Subchapter S Corporation: Every taxpayer and entrepreneur must be aware of the term S Corporation or S Corp. Beyond the general knowledge that it works like a regular corporation and helps with taxation, it becomes difficult to assess the associated advantages and disadvantages. At S Corporation, the number of shareholders never goes beyond 100. They adhere to the Internal Revenue Code, chapter 1 and subchapter S corporation. The third and most important point to note is that S Corp is not subjected to corporate tax rates.
A Subchapter S corporation status is attached because it primarily helps to save a whole layer of tax. This can be better understood with an example. IBM is taxed as a regular corporation and is again taxed under Subchapter C, where IBM pays taxes on its net profits and then the IBM shareholders pay taxes on the dividend that is paid to them, out of that profit. However, if a corporation is approved as S Corporation then only the stockholders pay the tax on the net profit distributed as dividend. The corporation is discharged of paying any corporate tax. S corporation can be any regular business unit in America. it can be in Nevada, California or even Texas.
Forming an S Corporation: After acknowledging the benefits of S Corporation, there is no space for any doubt about why most of the corporate tax-paying entities want to convert their businesses to S corporation. However, there are also a number of rules and regulations applicable for the formation of S Corporation.
For forming an S Corporation, applicants have to notify the Internal Revenue Service of choice about the newly S Corp elected status, via an IRS 2553 form. For early election and without any last minute complexities, it is best that the form is submitted well within the due date prescribed by the IRS.
For forming an S Corporation, the steps that need to be taken include:
- The applicant will have to draw up articles of incorporation, by-laws and various other resolutions.
- The applicant will also have to incorporate his business in a state where the company conducts its maximum business.
- The Applicant will have to thoroughly verify whether the corporation meets the eligibility criteria or not.
- Finally, when all the forming processes are complied with, the applicant will have to notify the IRS of its intention to taxed under the subchapter S Corporation, no later than the 15th day of the third month from its date of incorporation.
Definition of S Corporation: An S Corporation can be defined as a regular limited liability corporation, having no more than 100 shareholders but, unlike a regular C Corporation, it does not have to pay corporate income tax on profit.
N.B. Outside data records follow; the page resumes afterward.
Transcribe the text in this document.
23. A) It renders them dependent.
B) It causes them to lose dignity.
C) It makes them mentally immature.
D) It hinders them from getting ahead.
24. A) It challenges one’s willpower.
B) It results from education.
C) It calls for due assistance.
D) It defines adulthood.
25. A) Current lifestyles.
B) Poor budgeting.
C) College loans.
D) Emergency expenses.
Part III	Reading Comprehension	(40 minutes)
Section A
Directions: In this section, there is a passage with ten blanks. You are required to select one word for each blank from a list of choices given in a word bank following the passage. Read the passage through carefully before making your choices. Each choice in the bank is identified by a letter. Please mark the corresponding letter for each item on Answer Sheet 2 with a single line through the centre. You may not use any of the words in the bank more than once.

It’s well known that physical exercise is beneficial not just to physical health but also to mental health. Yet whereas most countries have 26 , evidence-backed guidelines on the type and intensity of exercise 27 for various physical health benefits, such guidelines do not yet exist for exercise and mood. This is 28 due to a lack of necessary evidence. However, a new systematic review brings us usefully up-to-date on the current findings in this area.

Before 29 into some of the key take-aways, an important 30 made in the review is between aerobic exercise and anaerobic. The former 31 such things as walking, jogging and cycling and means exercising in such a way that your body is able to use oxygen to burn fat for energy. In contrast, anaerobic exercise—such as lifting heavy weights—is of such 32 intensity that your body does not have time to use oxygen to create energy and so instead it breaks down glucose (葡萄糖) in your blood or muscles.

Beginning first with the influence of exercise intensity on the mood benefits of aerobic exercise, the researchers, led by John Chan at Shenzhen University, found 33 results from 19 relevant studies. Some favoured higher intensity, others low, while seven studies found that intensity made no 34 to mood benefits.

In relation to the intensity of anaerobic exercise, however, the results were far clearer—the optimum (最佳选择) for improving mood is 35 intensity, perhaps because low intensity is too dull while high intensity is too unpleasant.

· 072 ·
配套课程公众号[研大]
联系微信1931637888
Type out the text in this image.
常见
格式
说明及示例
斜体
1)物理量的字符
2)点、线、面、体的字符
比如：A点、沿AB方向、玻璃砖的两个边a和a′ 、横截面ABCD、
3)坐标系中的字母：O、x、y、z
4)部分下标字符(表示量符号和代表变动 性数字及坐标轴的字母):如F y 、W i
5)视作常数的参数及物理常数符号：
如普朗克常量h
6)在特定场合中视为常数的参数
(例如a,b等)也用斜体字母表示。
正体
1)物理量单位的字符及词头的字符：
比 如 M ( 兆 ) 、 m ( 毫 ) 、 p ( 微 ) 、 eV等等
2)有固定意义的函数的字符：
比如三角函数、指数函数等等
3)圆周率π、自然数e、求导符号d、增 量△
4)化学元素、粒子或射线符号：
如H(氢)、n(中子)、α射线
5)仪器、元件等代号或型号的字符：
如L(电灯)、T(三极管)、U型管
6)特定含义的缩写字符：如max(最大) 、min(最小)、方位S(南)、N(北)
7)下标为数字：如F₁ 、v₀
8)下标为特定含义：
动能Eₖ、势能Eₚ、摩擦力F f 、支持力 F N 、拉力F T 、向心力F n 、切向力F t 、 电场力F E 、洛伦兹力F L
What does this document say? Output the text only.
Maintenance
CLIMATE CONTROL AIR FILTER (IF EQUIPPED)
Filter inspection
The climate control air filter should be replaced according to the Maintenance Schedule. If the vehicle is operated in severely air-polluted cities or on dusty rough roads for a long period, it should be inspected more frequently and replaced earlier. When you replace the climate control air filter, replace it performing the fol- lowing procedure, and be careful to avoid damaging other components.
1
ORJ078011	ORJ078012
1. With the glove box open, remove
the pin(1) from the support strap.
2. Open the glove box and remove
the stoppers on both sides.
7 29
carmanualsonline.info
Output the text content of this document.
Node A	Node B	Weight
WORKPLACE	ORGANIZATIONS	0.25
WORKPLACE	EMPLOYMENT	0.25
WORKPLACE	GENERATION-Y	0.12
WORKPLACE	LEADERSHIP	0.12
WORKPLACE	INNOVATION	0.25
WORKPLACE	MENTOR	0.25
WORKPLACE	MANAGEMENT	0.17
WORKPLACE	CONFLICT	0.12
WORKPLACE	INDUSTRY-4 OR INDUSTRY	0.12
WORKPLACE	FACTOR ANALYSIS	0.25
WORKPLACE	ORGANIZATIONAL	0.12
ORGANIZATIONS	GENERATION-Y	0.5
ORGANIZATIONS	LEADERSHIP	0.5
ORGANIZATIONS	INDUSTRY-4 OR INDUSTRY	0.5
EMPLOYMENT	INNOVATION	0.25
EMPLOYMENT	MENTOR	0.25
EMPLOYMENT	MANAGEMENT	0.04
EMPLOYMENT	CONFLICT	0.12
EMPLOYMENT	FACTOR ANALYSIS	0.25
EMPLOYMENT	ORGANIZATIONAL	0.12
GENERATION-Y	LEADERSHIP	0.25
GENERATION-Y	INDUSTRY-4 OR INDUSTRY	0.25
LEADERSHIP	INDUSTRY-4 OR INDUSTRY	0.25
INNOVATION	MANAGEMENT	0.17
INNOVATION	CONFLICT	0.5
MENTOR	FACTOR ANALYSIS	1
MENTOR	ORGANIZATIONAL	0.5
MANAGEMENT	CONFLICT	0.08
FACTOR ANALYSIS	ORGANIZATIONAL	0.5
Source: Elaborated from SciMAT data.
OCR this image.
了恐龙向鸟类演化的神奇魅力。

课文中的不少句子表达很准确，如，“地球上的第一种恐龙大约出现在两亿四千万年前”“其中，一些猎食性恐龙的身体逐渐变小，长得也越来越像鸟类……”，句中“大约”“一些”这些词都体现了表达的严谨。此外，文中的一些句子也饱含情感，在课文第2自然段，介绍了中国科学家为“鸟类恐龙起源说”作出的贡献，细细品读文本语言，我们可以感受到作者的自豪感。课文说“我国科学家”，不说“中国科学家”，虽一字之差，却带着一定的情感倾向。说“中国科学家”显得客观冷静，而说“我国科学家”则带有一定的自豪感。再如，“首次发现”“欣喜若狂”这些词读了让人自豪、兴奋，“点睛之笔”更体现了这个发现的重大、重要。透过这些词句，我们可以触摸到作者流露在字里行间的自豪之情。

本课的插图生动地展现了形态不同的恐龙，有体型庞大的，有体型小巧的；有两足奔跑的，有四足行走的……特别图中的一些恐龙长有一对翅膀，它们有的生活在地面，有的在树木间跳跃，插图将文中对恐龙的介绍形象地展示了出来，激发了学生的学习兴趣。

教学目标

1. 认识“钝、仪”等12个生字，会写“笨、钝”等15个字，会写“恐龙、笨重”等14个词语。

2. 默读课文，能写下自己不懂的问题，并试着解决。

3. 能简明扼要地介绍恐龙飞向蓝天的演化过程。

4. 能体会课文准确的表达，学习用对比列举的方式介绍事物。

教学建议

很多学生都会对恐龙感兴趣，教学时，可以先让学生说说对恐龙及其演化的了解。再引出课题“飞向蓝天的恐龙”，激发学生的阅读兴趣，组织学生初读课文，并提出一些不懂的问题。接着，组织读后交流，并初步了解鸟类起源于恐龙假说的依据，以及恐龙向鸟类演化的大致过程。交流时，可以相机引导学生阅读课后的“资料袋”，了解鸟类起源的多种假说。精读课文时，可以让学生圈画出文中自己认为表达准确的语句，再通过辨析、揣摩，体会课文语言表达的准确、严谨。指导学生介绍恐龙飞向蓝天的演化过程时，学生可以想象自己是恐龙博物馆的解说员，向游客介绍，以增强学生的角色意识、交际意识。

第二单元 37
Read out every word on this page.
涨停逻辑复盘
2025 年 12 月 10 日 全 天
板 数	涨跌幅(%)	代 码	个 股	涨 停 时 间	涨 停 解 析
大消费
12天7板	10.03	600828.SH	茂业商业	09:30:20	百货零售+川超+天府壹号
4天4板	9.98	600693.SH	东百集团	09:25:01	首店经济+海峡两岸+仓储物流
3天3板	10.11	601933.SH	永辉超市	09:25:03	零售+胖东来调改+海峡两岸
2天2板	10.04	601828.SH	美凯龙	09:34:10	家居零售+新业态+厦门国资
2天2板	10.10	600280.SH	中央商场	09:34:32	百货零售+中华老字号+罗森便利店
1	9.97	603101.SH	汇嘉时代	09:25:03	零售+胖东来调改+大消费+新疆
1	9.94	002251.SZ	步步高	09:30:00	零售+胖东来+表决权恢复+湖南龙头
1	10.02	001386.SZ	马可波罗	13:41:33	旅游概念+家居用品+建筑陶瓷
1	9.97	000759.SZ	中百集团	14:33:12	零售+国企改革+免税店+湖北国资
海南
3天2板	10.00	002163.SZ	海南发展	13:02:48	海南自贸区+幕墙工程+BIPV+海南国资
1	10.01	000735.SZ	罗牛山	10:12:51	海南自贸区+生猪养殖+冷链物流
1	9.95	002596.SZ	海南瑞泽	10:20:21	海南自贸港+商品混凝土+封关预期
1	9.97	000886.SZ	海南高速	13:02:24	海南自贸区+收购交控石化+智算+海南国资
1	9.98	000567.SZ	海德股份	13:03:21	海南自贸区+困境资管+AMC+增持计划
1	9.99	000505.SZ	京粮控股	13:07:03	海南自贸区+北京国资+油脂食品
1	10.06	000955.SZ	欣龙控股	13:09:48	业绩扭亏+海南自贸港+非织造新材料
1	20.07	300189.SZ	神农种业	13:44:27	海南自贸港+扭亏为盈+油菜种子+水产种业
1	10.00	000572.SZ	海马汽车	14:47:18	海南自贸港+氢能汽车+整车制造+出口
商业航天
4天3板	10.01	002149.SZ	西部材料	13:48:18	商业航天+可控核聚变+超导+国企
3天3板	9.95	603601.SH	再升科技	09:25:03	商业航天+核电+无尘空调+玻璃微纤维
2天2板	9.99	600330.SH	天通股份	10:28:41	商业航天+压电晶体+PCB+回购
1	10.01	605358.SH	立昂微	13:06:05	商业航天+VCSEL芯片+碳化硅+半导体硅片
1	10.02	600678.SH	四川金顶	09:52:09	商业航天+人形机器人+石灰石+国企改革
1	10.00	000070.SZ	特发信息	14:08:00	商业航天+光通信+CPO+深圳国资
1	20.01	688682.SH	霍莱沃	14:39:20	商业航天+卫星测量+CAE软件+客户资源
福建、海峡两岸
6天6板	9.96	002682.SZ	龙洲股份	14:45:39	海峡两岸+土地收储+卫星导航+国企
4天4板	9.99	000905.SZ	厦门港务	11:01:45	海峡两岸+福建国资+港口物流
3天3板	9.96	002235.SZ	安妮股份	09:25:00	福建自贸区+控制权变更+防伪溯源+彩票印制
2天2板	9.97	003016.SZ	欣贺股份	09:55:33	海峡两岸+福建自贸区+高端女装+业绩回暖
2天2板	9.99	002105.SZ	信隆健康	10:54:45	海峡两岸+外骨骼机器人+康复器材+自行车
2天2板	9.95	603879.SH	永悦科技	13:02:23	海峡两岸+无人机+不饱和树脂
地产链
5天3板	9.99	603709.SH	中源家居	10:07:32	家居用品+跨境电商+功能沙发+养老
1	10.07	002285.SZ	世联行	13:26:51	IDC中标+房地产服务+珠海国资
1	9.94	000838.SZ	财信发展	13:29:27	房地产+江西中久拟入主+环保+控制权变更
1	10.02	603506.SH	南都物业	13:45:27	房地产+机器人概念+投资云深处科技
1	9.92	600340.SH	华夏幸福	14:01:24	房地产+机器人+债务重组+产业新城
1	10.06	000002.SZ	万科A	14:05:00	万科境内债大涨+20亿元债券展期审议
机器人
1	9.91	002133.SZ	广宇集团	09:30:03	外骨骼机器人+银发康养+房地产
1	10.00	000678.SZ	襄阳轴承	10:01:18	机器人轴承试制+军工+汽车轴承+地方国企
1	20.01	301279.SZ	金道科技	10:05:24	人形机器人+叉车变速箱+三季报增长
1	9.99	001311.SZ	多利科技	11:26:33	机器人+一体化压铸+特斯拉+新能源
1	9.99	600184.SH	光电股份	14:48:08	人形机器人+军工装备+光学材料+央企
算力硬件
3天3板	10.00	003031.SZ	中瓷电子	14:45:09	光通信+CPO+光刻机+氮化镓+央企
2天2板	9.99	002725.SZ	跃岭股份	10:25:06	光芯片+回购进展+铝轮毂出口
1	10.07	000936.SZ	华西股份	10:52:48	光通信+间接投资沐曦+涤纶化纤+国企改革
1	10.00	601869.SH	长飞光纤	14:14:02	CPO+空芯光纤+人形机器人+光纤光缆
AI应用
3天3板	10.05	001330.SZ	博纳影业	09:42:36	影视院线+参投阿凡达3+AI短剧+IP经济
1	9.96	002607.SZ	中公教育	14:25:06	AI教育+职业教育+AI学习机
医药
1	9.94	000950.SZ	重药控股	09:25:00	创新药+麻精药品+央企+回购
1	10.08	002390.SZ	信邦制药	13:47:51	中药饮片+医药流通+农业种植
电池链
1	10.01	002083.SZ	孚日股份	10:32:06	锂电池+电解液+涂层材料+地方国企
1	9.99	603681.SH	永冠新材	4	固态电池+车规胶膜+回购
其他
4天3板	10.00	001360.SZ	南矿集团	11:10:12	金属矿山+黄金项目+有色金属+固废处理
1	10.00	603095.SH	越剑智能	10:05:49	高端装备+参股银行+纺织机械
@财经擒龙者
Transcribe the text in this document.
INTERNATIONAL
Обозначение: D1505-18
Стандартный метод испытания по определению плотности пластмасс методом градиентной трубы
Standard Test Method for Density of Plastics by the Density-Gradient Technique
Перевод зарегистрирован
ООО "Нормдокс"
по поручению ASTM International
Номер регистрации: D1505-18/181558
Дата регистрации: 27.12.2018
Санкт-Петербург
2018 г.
Instead, the shareholders in the S Corporation have to pay income tax on the company’s net profit that is paid to them in the form of dividend. A clause that should be kept in mind while electing a corporation as S Corp is that the shareholders need to pay the related income tax, regardless of whether they received the distributions from the S Corp or not.
Software available for S Corporation: Recently, many software firms have realized the importance of creating software to help various entrepreneurs in the process of electing and changing the regular corporation into S corporation. Later, this software also helps in the post conversion requirements. The software is a very powerful statistical tool that effectively completes data mining and data managing, as well as storing.